I recently learned (initially from here) how to use mmap
to quickly read a file in C, as in this example code:
// main.c
#include <errno.h>
#include <fcntl.h>
#include <stdio.h>
#include <string.h>
#include <sys/mman.h>
#include <sys/stat.h>
#include <unistd.h>
#define INPUT_FILE "test.txt"
int main(int argc, char* argv) {
struct stat ss;
if (stat(INPUT_FILE, &ss)) {
fprintf(stderr, "stat err: %d (%s)\n", errno, strerror(errno));
return -1;
}
{
int fd = open(INPUT_FILE, O_RDONLY);
char* mapped = mmap(NULL, ss.st_size, PROT_READ, MAP_PRIVATE, fd, 0);
close(fd);
fprintf(stdout, "%s\n", mapped);
munmap(mapped, ss.st_size);
}
return 0;
}
My understanding is that this use of mmap
returns a pointer to length heap-allocated bytes.

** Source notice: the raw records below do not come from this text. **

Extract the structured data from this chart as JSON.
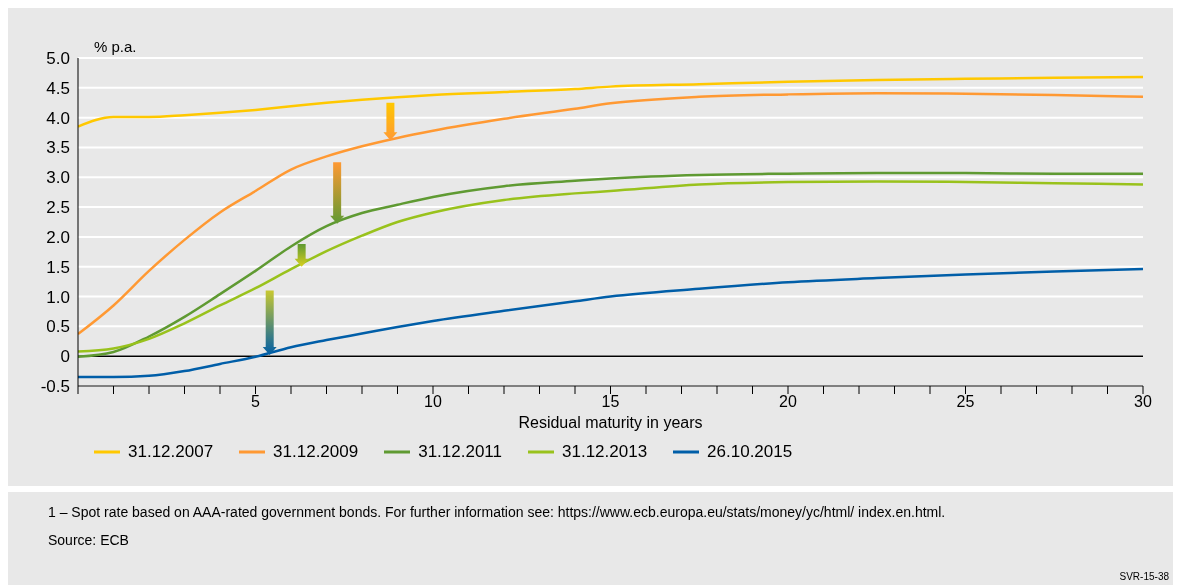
{
  "chart_data": {
    "type": "line",
    "ylabel": "% p.a.",
    "xlabel": "Residual maturity in years",
    "x": [
      0,
      1,
      2,
      3,
      4,
      5,
      6,
      7,
      8,
      9,
      10,
      12,
      14,
      15,
      17.5,
      20,
      22.5,
      25,
      27.5,
      30
    ],
    "series": [
      {
        "name": "31.12.2007",
        "color": "#ffc800",
        "values": [
          3.85,
          4.01,
          4.01,
          4.04,
          4.08,
          4.13,
          4.19,
          4.25,
          4.3,
          4.34,
          4.38,
          4.43,
          4.48,
          4.52,
          4.56,
          4.6,
          4.63,
          4.65,
          4.67,
          4.68
        ]
      },
      {
        "name": "31.12.2009",
        "color": "#ff9933",
        "values": [
          0.37,
          0.85,
          1.43,
          1.95,
          2.41,
          2.77,
          3.13,
          3.35,
          3.52,
          3.66,
          3.78,
          3.98,
          4.15,
          4.24,
          4.35,
          4.39,
          4.41,
          4.4,
          4.38,
          4.35
        ]
      },
      {
        "name": "31.12.2011",
        "color": "#5f9a32",
        "values": [
          -0.01,
          0.07,
          0.33,
          0.66,
          1.04,
          1.43,
          1.84,
          2.18,
          2.4,
          2.54,
          2.67,
          2.85,
          2.94,
          2.98,
          3.04,
          3.06,
          3.07,
          3.07,
          3.06,
          3.06
        ]
      },
      {
        "name": "31.12.2013",
        "color": "#99c21c",
        "values": [
          0.08,
          0.13,
          0.29,
          0.55,
          0.85,
          1.14,
          1.46,
          1.76,
          2.02,
          2.25,
          2.41,
          2.62,
          2.73,
          2.77,
          2.88,
          2.92,
          2.93,
          2.92,
          2.9,
          2.88
        ]
      },
      {
        "name": "26.10.2015",
        "color": "#005ea8",
        "values": [
          -0.35,
          -0.35,
          -0.33,
          -0.25,
          -0.13,
          -0.01,
          0.15,
          0.27,
          0.38,
          0.49,
          0.59,
          0.76,
          0.92,
          1.0,
          1.13,
          1.24,
          1.31,
          1.37,
          1.42,
          1.46
        ]
      }
    ],
    "xlim": [
      0,
      30
    ],
    "xticks": [
      {
        "value": 0,
        "label": null
      },
      {
        "value": 1,
        "label": null
      },
      {
        "value": 2,
        "label": null
      },
      {
        "value": 3,
        "label": null
      },
      {
        "value": 4,
        "label": null
      },
      5,
      {
        "value": 6,
        "label": null
      },
      {
        "value": 7,
        "label": null
      },
      {
        "value": 8,
        "label": null
      },
      {
        "value": 9,
        "label": null
      },
      10,
      {
        "value": 11,
        "label": null
      },
      {
        "value": 12,
        "label": null
      },
      {
        "value": 13,
        "label": null
      },
      {
        "value": 14,
        "label": null
      },
      15,
      {
        "value": 16,
        "label": null
      },
      {
        "value": 17,
        "label": null
      },
      {
        "value": 18,
        "label": null
      },
      {
        "value": 19,
        "label": null
      },
      20,
      {
        "value": 21,
        "label": null
      },
      {
        "value": 22,
        "label": null
      },
      {
        "value": 23,
        "label": null
      },
      {
        "value": 24,
        "label": null
      },
      25,
      {
        "value": 26,
        "label": null
      },
      {
        "value": 27,
        "label": null
      },
      {
        "value": 28,
        "label": null
      },
      {
        "value": 29,
        "label": null
      },
      30
    ],
    "ylim": [
      -0.5,
      5
    ],
    "yticks": [
      -0.5,
      0,
      0.5,
      {
        "value": 1,
        "label": "1.0"
      },
      1.5,
      {
        "value": 2,
        "label": "2.0"
      },
      2.5,
      {
        "value": 3,
        "label": "3.0"
      },
      3.5,
      {
        "value": 4,
        "label": "4.0"
      },
      4.5,
      {
        "value": 5,
        "label": "5.0"
      }
    ],
    "grid": "y",
    "legend": "bottom",
    "line_style": "solid",
    "ref_lines": [
      {
        "axis": "y",
        "value": 0,
        "label": null,
        "color": "#000000"
      }
    ],
    "annotations": [
      "1 – Spot rate based on AAA-rated government bonds. For further information see: https://www.ecb.europa.eu/stats/money/yc/html/ index.en.html.",
      "Source: ECB",
      "SVR-15-38"
    ]
  }
}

I've tested this on plain text files, that are not explicitly null-terminated, e.g. a file with the 13-byte ascii string "hello, world!":
$ cat ./test.txt
hello, world!$
$ stat ./test.txt
File: ./test.txt
Size: 13 Blocks: 8 IO Block: 4096 regular file
Device: 810h/2064d Inode: 52441 Links: 1
Access: (0644/-rw-r--r--) Uid: ( 1000/ user) Gid: ( 1000/ user)
Access: 2022-10-25 20:30:52.563772200 -0700
Modify: 2022-10-25 20:30:45.623772200 -0700
Change: 2022-10-25 20:30:45.623772200 -0700
Birth: -
When I run my compiled code, it never segfaults or spews garbage -- the classic symptoms of printing an unterminated C-string.
When I run my executable through gdb, mapped[13]
is always '\0'
.
Is this undefined behavior?
I can't see how it's possible that the bytes that are memory-mapped from the input file are reliably NULL-terminated.
For a 13-byte string, the "equivalent" that I would have normally done with malloc
and read
would be to allocate a 14-byte array, read from file to memory, then explicitly set byte 13 (0-based) to '\0'
.
CodePudding user response:
mmap
returns a pointer to whole pages allocated by the kernel. It doesn't go through malloc
. Pages are usually 4096 bytes each and apparently the kernel fills the extra bytes with zeroes, not with garbage.